Pierannunzi, with whom Geist and SBDC will work at the Power Plant, would appear to be a case in point. According to his mother, Suzanne, Pierannunzi was able to operate the family CD player at 2 and designed a home computer network at 5.
“I didn’t understand a word he was saying, but he knew how it would function and where all the wires would go,” she said. “He’s always had this imagination, an incredible creative mind.”
When he got a few years older, Pierannunzi put on his entrepreneur’s hat for the first time, hawking digital photo shoots to his neighbors. He also began writing code.
“It was really, really basic HTML when I was about 9, but I didn’t start going hardcore into Objective-C and iPhone stuff until I was probably about 16,” he said.

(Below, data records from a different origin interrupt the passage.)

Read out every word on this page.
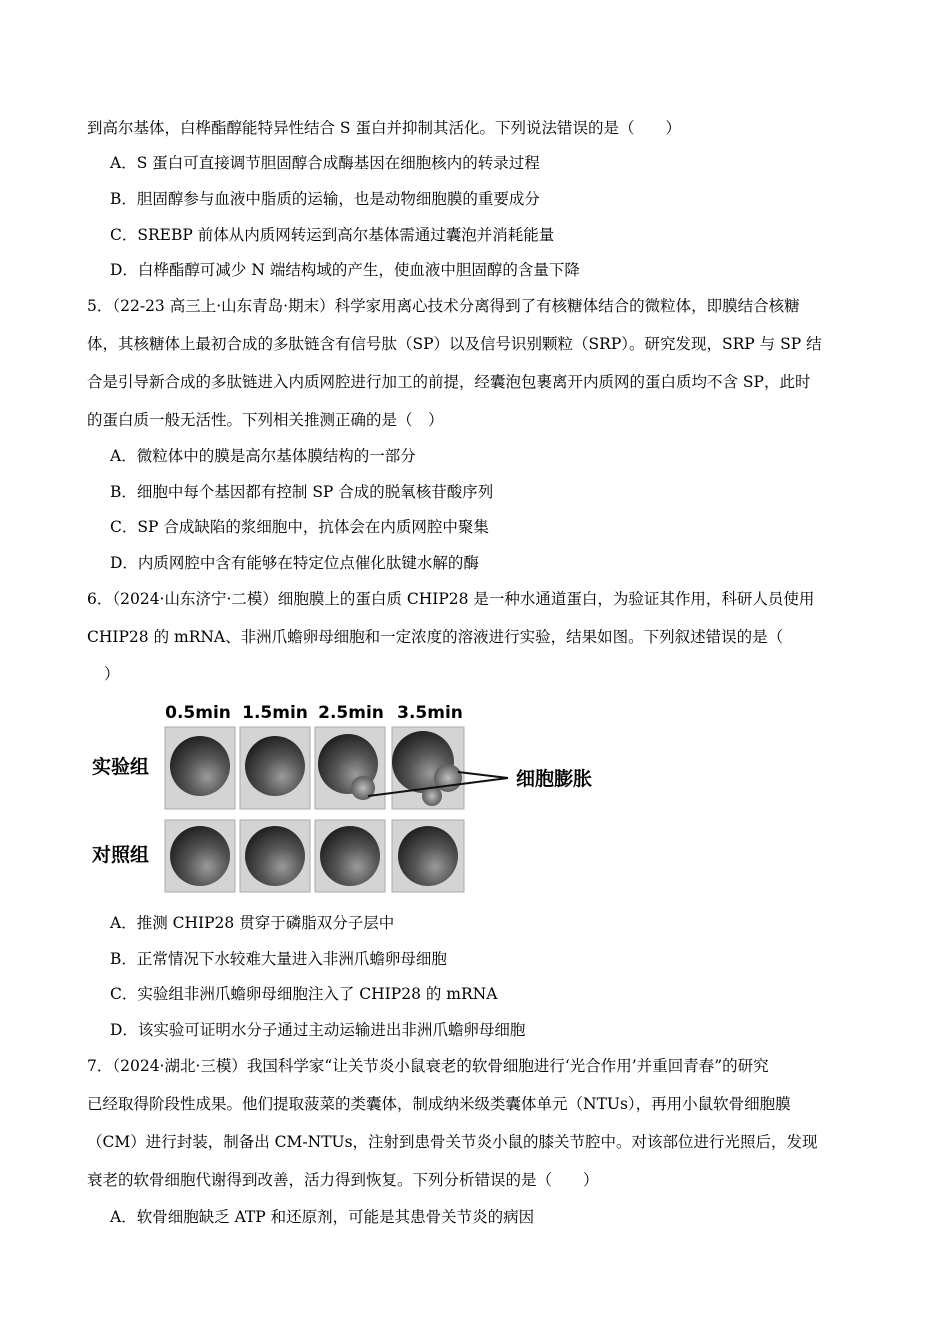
到高尔基体，白桦酯醇能特异性结合 S 蛋白并抑制其活化。下列说法错误的是（　　）
A．S 蛋白可直接调节胆固醇合成酶基因在细胞核内的转录过程
B．胆固醇参与血液中脂质的运输，也是动物细胞膜的重要成分
C．SREBP 前体从内质网转运到高尔基体需通过囊泡并消耗能量
D．白桦酯醇可减少 N 端结构域的产生，使血液中胆固醇的含量下降
5．（22-23 高三上·山东青岛·期末）科学家用离心技术分离得到了有核糖体结合的微粒体，即膜结合核糖
体，其核糖体上最初合成的多肽链含有信号肽（SP）以及信号识别颗粒（SRP）。研究发现，SRP 与 SP 结
合是引导新合成的多肽链进入内质网腔进行加工的前提，经囊泡包裹离开内质网的蛋白质均不含 SP，此时
的蛋白质一般无活性。下列相关推测正确的是（　）
A．微粒体中的膜是高尔基体膜结构的一部分
B．细胞中每个基因都有控制 SP 合成的脱氧核苷酸序列
C．SP 合成缺陷的浆细胞中，抗体会在内质网腔中聚集
D．内质网腔中含有能够在特定位点催化肽键水解的酶
6．（2024·山东济宁·二模）细胞膜上的蛋白质 CHIP28 是一种水通道蛋白，为验证其作用，科研人员使用
CHIP28 的 mRNA、非洲爪蟾卵母细胞和一定浓度的溶液进行实验，结果如图。下列叙述错误的是（
）
0.5min 1.5min 2.5min 3.5min
细胞膨胀
实验组
对照组
A．推测 CHIP28 贯穿于磷脂双分子层中
B．正常情况下水较难大量进入非洲爪蟾卵母细胞
C．实验组非洲爪蟾卵母细胞注入了 CHIP28 的 mRNA
D．该实验可证明水分子通过主动运输进出非洲爪蟾卵母细胞
7．（2024·湖北·三模）我国科学家“让关节炎小鼠衰老的软骨细胞进行‘光合作用’并重回青春”的研究
已经取得阶段性成果。他们提取菠菜的类囊体，制成纳米级类囊体单元（NTUs），再用小鼠软骨细胞膜
（CM）进行封装，制备出 CM-NTUs，注射到患骨关节炎小鼠的膝关节腔中。对该部位进行光照后，发现
衰老的软骨细胞代谢得到改善，活力得到恢复。下列分析错误的是（　　）
A．软骨细胞缺乏 ATP 和还原剂，可能是其患骨关节炎的病因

Pierannunzi got an internship with Seven Gun Games, a mobile start-up in Ocala focusing on gaming apps. Then he came up with his plan for Appuccino.
“It’s only a month old, but I’ve learned more in this month than I have in all my years of home-school and going to public high school (at Forest),” he said. “It’s been a really educational experience.”
Suzanne Pierannunzi said she is excited for her son, but a bit nervous as well.
“He’s 17 and he’s immersing himself into this adult world,” she said. “And, you know, adults aren’t always nice, but kids aren’t always nice either. You worry no matter where they are.”
Also keeping a keen eye on things is Nathan Pierannunzi, 10, who said big brother Gabe is already teaching him editing and other skills.
“I think it’s really cool that he’s doing all that,” Nathan said. “I’m like, ‘Man, I want to learn that.’ ”
Lilly said nurturing people like Pierannunzi fits in with one of the CEP’s goals: keeping young talent in Marion County.
“I think the community saw this as an opportunity to help a young person create a start-up in Ocala and pursue a future here,” he said.